For the velocity analysis, the algorithm requires another input from the user:
3. 'rawIntronicData': A gene-by-cell data matrix that contains the UMI counts as entries. Formatting should be the same as 'rawData'. Additionally, the cell IDs should match the cell IDs found in 'rawData'.
We have included a sample data into the package as well, called 'revelioTestData_rawIntronicMatrix'. Together with the data from the previous section, this data is illustrated in Figure 2 of the publication. Again, please adjust your variable name when using your own data.
Ideally, you have already run the previous section.

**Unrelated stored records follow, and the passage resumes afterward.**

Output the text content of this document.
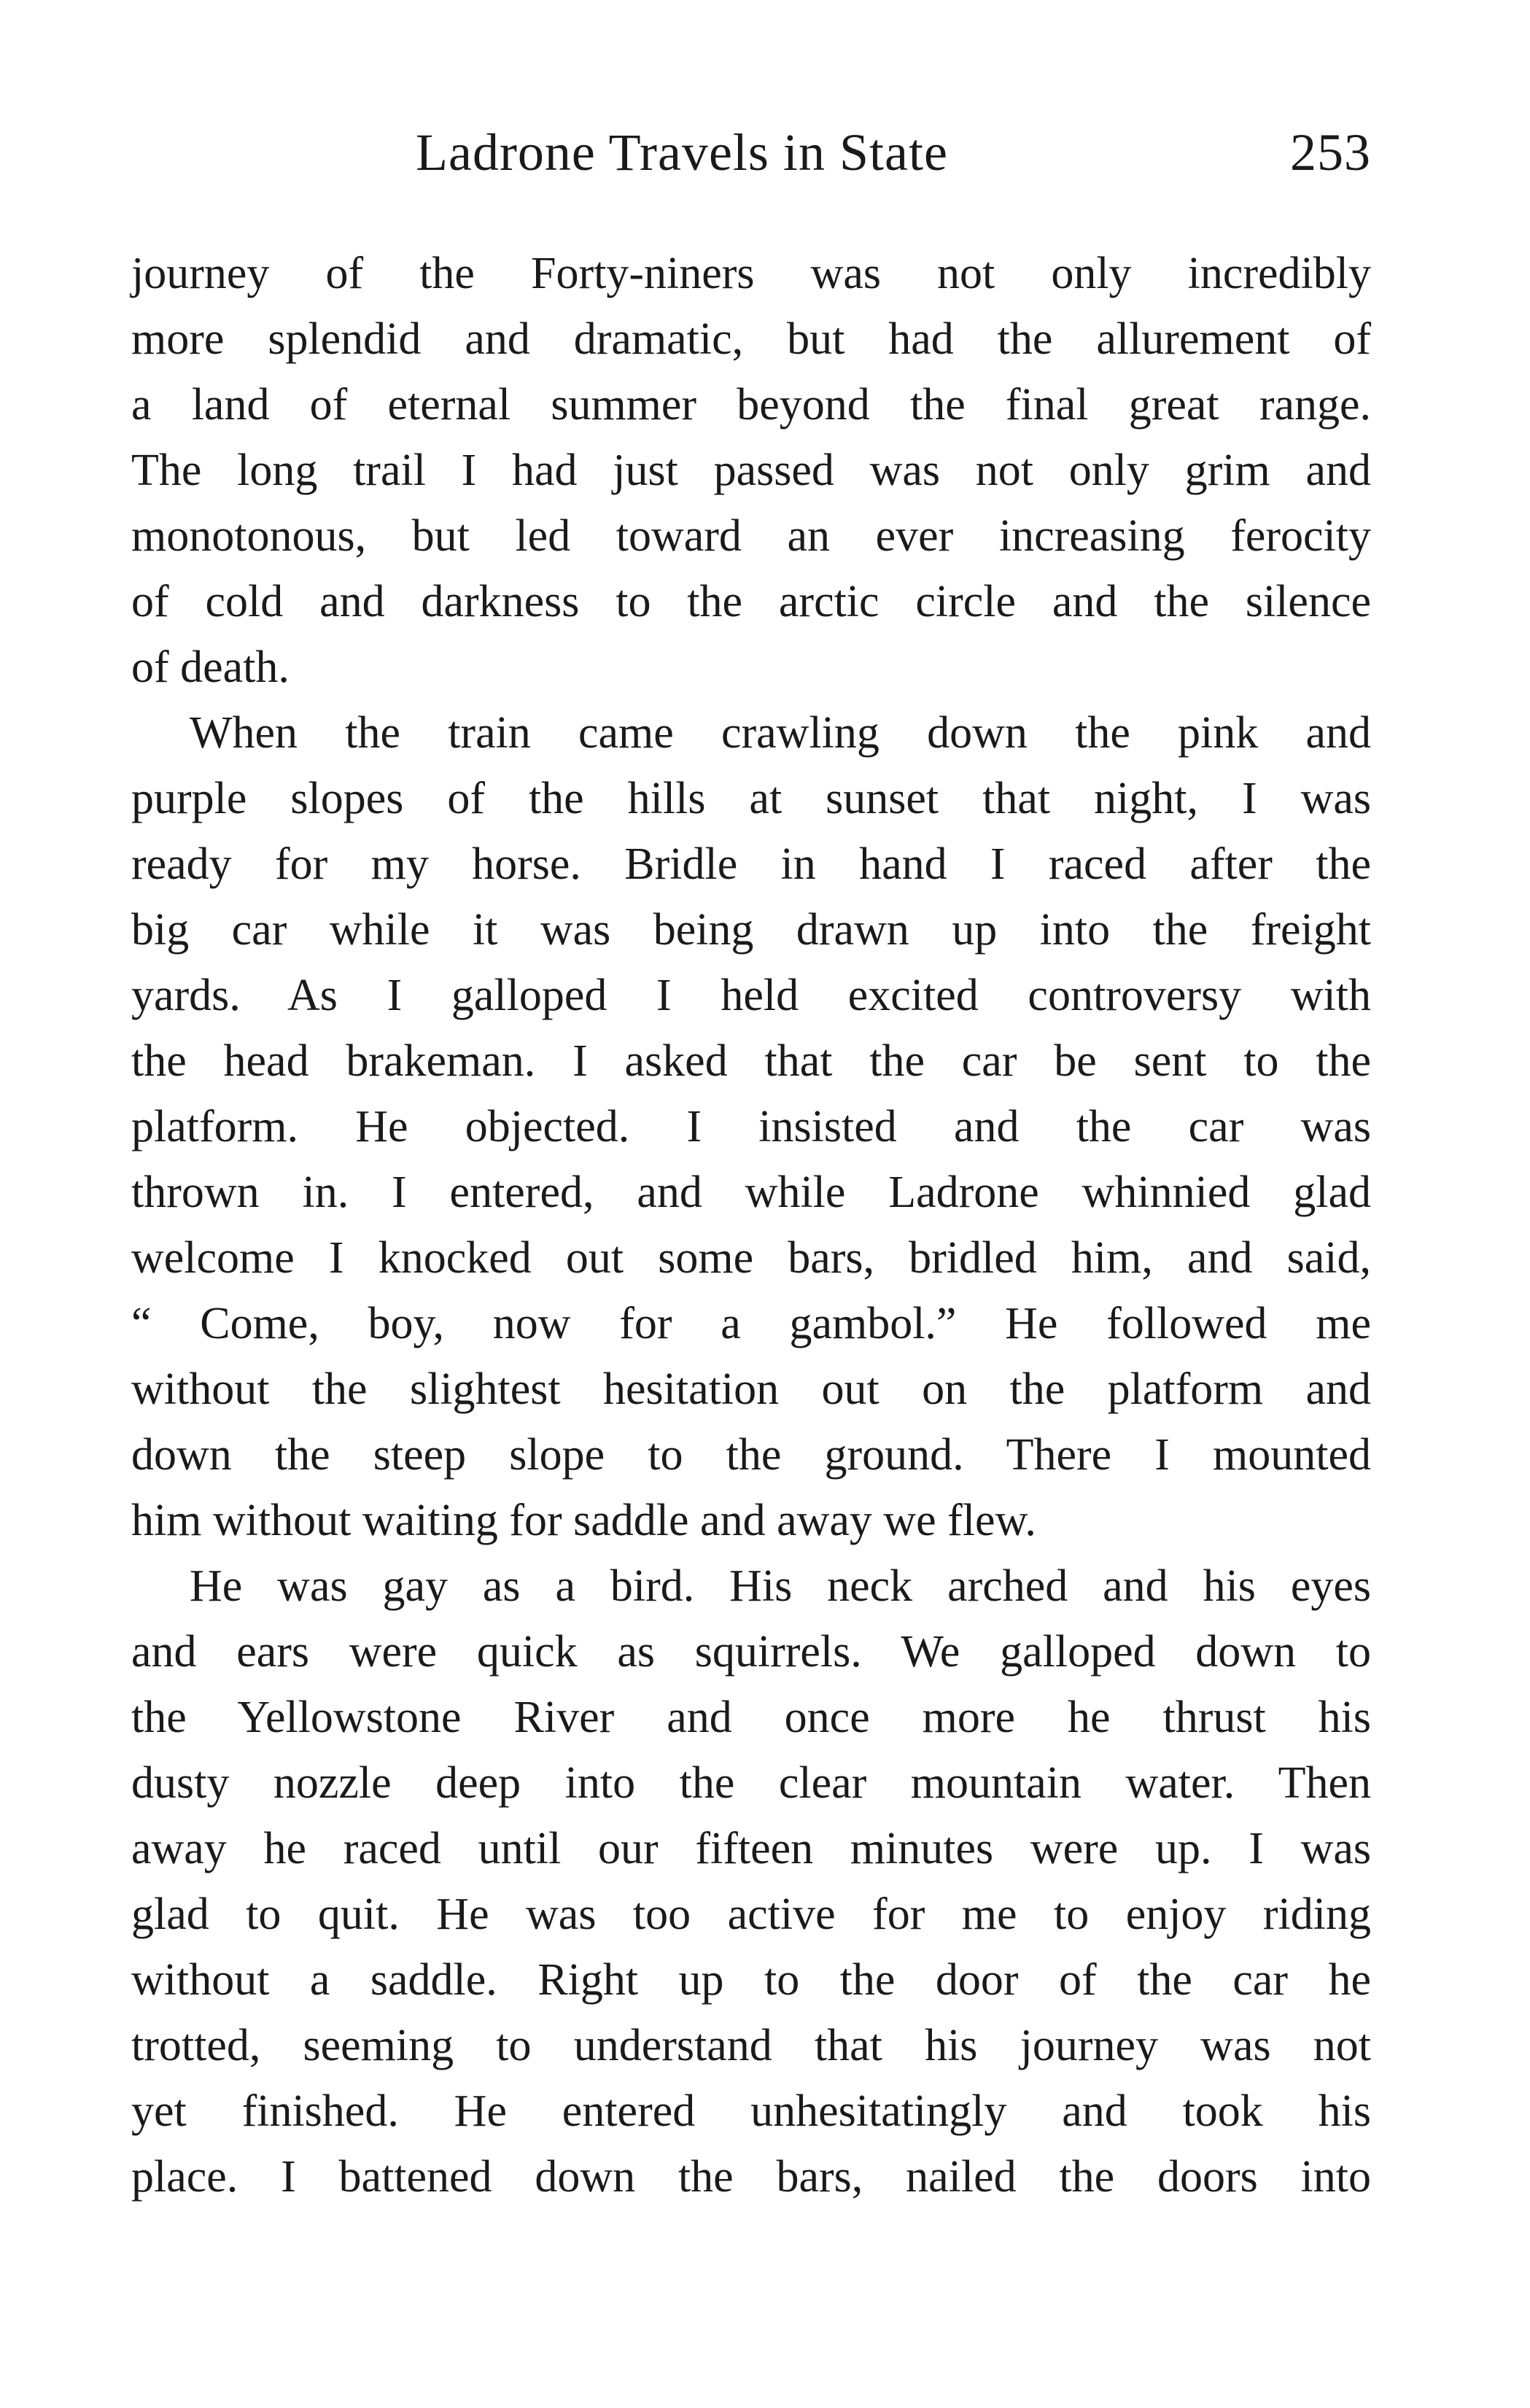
Ladrone Travels in State	253
journey of the Forty-niners was not only incredibly
more splendid and dramatic, but had the allurement of
a land of eternal summer beyond the final great range.
The long trail I had just passed was not only grim and
monotonous, but led toward an ever increasing ferocity
of cold and darkness to the arctic circle and the silence
of death.
When the train came crawling down the pink and
purple slopes of the hills at sunset that night, I was
ready for my horse. Bridle in hand I raced after the
big car while it was being drawn up into the freight
yards. As I galloped I held excited controversy with
the head brakeman. I asked that the car be sent to the
platform. He objected. I insisted and the car was
thrown in. I entered, and while Ladrone whinnied glad
welcome I knocked out some bars, bridled him, and said,
“ Come, boy, now for a gambol.” He followed me
without the slightest hesitation out on the platform and
down the steep slope to the ground. There I mounted
him without waiting for saddle and away we flew.
He was gay as a bird. His neck arched and his eyes
and ears were quick as squirrels. We galloped down to
the Yellowstone River and once more he thrust his
dusty nozzle deep into the clear mountain water. Then
away he raced until our fifteen minutes were up. I was
glad to quit. He was too active for me to enjoy riding
without a saddle. Right up to the door of the car he
trotted, seeming to understand that his journey was not
yet finished. He entered unhesitatingly and took his
place. I battened down the bars, nailed the doors into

Now, we include the intronic data into the data object and generate an RNA velocity matrix as described in model I in La Manno et al. 2018 'RNA velocity of single cells':
myData <- getVelocityMatrix(dataList = myData,
rawIntronicData = revelioTestData_rawIntronicMatrix)
This calculation can take up to 30 minutes depending on the size of your data. We now rerun the PCA and rotation steps from the previous sections:
myData <- getPCAData(dataList = myData)
myData <- getOptimalRotation(dataList = myData, boolPlotResults = TRUE)
We then calculate the extrapolated state within the dynamical component space by utilizing model I from La Manno et al. 2018 and transforming the resulting extrapolated state into the dynamical component space with the previously calculated rotation matrix:
myData <- getExtrapolatedStateInDCSpace(dataList = myData)
Next, we can overlay the 2D cell cycle with a grid and calculate average velocities at each grid point:
myData <- getVelocityGridCC(dataList = myData,
sigma = 0.6,
numberOfGridPointsOneSide = 20,
boolPlotResults = TRUE)
This is also computationally expensive. In the publication we used a 50x50 grid ('numberOfGridPointsOneSide' has to be set to 50) which might require an hour of computation. We can also look at the averaged velocity along an averaged trajectory:
myData <- plotVelocityOnAveragedTrajectory(dataList = myData,
numberOfAnchors = 10)
Lastly, we compute the RNA velocity along the cylinder axis:
myData <- getVelocityGridAlongThirdDimensions(dataList = myData,
whichThirdDimension = 3,
sigma = 1.5,
numberOfGridPointsOneSide = 20,
boolPlotResults = TRUE)
Again, we used a 50x50 grid for the publication which can take up to 1.5 hours.
In case you are unable to change your cell IDs to conform with the guidelines described under 'rawData' and your data only contains a single batch and cell IDs do contain an underscore, please run the following line of code after creating the Revelio object:
myData@datasetInfo$ccPhaseAssignBasedOnIndividualBatches <- FALSE
Schwabe D, Formichetti S, Junker JP, Falcke M, Rajewsky N. The transcriptome dynamics of single cells during the cell cycle. Mol Syst Biol. 2020 Nov;16(11):e9946. doi: 10.15252/msb.20209946. PMID: 33205894.